June 30, 2004



Soya Consumption Increasing In Asia


Growing consumer awareness of the health benefits of soya consumption is reinvigorating sales of soy drinks in south-east Asia. While the category is dominated by Asian manufacturers, there could be opportunities for European firms making organic soy drinks or other non-dairy alternatives.


Scientific research linking soya consumption to low cholesterol and lower incidence of osteoporosis is widening consumer appeal for soya drinks.
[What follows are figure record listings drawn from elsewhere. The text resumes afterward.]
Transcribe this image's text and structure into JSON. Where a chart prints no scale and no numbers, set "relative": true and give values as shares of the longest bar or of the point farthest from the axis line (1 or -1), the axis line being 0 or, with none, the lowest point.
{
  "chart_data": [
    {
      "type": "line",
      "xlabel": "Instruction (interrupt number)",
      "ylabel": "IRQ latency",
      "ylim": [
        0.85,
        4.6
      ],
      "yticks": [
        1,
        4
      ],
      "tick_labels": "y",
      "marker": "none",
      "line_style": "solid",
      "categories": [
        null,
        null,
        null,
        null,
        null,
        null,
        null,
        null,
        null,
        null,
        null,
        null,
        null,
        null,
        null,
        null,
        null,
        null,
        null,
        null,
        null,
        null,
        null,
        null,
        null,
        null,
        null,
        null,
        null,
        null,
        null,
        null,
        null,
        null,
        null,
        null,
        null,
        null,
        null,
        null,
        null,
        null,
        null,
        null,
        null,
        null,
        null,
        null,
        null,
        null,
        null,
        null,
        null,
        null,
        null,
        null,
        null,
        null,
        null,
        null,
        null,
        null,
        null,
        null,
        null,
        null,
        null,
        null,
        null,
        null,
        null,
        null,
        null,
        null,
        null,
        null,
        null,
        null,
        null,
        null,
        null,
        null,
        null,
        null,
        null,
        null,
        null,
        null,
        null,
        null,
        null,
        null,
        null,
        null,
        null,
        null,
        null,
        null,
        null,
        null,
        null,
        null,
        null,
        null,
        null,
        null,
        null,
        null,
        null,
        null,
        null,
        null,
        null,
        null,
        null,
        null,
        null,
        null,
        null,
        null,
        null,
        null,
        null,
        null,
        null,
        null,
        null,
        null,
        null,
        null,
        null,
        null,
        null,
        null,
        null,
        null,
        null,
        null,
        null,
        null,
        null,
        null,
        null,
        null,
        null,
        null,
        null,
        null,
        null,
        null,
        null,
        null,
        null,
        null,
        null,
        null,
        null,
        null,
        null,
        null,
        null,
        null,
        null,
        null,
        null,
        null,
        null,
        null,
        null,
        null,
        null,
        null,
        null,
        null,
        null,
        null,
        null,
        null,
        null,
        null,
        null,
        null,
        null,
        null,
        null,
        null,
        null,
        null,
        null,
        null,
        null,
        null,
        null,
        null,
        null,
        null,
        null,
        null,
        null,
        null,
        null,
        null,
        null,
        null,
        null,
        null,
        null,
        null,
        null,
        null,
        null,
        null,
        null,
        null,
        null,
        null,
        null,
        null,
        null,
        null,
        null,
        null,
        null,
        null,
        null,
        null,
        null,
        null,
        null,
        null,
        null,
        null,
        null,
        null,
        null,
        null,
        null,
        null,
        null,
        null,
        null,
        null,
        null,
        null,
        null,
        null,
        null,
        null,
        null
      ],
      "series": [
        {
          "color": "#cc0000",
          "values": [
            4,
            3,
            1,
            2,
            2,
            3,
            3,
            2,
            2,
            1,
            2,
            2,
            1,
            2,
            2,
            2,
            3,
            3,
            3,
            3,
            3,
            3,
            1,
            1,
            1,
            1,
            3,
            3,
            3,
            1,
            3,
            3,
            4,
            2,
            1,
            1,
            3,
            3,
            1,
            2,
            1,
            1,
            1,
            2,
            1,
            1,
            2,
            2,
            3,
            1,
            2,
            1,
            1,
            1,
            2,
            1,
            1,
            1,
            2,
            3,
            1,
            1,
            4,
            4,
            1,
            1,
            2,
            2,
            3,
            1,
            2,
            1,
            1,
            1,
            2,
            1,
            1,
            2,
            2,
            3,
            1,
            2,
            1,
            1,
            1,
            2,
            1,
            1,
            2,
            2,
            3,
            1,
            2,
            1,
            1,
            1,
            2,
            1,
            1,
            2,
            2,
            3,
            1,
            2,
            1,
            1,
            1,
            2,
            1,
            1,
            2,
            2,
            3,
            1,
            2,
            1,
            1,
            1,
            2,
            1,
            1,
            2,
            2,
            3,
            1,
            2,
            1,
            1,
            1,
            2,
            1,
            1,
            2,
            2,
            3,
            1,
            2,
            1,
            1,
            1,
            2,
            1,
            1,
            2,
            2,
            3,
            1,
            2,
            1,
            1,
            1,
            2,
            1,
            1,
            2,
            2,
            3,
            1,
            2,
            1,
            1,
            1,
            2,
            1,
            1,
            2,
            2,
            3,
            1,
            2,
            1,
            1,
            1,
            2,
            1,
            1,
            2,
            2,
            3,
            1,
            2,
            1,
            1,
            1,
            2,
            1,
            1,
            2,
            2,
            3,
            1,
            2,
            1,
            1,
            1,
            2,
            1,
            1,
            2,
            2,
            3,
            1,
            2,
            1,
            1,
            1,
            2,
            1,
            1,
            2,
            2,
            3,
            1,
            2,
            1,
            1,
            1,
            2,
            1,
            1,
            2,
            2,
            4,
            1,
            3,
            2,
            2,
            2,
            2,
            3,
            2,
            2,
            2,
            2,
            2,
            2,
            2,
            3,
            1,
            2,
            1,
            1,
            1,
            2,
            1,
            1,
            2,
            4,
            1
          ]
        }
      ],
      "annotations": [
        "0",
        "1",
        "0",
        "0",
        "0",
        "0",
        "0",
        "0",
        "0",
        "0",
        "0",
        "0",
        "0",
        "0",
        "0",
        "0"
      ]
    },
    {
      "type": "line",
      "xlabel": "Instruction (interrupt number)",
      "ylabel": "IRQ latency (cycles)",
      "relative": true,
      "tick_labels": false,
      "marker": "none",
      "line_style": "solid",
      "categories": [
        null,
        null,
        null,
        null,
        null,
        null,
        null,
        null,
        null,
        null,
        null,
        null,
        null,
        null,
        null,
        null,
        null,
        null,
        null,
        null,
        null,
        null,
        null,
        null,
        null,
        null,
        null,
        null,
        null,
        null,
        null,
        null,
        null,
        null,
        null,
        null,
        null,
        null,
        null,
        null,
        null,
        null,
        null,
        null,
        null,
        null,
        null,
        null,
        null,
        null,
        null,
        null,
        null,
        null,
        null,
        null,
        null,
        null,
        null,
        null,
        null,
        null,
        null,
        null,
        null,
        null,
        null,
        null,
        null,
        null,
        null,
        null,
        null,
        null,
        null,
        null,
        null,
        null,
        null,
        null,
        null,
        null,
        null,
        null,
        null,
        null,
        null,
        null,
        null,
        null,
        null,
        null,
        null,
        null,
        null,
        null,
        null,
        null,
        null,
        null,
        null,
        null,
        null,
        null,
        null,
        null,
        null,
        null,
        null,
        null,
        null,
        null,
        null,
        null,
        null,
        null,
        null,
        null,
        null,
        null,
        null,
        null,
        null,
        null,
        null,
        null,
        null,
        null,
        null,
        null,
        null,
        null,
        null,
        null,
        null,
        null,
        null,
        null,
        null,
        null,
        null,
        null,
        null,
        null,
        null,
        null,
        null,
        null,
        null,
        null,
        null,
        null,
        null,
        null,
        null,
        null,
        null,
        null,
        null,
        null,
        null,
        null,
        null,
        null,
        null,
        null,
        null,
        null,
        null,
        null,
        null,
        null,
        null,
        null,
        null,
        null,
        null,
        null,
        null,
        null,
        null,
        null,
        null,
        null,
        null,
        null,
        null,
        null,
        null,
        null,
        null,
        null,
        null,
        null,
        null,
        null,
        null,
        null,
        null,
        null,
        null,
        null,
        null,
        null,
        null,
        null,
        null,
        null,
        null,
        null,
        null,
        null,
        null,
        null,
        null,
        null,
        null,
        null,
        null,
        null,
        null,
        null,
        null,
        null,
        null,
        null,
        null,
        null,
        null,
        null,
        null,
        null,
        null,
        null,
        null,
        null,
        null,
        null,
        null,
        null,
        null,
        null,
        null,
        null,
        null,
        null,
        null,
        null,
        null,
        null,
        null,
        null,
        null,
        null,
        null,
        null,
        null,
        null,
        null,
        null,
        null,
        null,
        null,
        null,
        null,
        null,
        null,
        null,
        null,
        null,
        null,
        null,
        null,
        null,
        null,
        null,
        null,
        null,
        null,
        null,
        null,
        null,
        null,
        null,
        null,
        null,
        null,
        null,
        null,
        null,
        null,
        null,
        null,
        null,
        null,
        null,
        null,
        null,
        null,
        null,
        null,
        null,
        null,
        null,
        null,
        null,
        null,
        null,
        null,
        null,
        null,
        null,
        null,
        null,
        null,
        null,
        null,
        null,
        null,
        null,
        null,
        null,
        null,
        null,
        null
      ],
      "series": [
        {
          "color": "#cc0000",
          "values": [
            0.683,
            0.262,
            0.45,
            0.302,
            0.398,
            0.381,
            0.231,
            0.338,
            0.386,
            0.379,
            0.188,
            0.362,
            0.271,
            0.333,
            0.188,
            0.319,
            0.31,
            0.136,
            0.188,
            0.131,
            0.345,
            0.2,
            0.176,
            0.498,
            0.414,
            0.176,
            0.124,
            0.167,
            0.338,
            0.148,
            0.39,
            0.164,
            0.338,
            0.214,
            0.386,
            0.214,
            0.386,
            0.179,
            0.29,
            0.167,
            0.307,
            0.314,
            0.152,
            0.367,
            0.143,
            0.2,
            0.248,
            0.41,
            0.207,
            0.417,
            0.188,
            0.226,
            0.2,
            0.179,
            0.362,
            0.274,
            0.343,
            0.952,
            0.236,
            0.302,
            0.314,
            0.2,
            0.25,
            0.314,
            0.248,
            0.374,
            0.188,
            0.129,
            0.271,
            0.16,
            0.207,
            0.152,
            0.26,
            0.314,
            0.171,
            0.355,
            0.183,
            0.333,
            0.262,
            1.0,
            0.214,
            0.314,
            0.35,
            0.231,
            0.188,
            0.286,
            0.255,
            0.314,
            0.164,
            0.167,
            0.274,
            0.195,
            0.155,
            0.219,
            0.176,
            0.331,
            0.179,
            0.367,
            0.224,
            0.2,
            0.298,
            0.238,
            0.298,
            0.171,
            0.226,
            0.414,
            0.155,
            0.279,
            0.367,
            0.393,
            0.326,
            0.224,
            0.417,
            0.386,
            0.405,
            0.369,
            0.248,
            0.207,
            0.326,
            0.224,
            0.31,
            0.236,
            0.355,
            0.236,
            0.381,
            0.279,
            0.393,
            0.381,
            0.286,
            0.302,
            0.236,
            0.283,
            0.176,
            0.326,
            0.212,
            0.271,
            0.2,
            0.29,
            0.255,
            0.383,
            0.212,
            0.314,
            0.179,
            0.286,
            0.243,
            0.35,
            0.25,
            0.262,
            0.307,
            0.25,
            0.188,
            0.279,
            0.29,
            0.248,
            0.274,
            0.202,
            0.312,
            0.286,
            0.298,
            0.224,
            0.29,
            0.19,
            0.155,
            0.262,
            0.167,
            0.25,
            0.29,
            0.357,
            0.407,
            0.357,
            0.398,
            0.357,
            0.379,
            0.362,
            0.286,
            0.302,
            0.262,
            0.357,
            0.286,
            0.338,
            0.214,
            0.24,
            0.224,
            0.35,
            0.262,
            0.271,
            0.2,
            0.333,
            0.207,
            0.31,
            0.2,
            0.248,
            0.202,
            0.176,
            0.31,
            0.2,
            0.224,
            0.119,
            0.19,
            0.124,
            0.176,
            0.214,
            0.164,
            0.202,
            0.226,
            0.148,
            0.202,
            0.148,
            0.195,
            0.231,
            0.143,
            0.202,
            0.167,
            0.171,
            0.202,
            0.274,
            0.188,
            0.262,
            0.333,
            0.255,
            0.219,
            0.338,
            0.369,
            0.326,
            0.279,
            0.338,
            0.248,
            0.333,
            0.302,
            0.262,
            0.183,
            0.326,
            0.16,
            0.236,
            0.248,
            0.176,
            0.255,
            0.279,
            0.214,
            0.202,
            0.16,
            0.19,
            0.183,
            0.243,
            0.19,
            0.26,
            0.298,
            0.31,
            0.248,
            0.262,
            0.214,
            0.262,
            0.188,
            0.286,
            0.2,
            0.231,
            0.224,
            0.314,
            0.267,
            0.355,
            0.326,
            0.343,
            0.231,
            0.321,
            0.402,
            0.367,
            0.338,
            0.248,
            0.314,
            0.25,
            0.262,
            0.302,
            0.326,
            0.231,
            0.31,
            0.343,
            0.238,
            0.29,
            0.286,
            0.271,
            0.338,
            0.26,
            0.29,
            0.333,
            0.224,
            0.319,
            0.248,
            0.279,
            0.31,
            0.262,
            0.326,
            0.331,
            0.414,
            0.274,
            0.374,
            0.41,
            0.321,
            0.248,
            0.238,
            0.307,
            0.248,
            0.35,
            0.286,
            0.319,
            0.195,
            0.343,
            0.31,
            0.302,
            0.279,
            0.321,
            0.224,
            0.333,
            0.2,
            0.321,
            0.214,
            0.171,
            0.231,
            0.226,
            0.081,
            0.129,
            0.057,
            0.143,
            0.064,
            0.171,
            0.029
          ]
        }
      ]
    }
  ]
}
Governments in various Asian countries are also encouraging soya milk consumption because of its health and nutrition benefits.


Other factors driving growth include marketing campaigns of manufacturers, with the South-East Asia region home to some of the largest soya drink manufacturers in Asia, such as Malaysia's Yeo Hiap Seng and Green Spot in Thailand.


But while there is little opportunity for European soymilk makers in this market, which is dominated by Asian companies that have often been producing for over 20 years, the organic soymilk sector has so far been created by imports. The most common sources of organic soya drinks include Australia and USA, and there is very little production of organic soya drinks in South-East Asia.


Bigger opportunities for European companies exist in the rice drink and oat drink markets. These markets are highly dependent on imports and most volume is imported from Australia, North America and Europe. Thus there is potential here for European companies.


Soya drinks still, however, account for the majority of sales volume in the South-East Asian non-dairy drinks market, which is set to be worth US$220 million in retail sales this year. Rice drinks and oat drinks are not widely available in South-East Asian countries with low consumer awareness and high retail prices hindering market growth.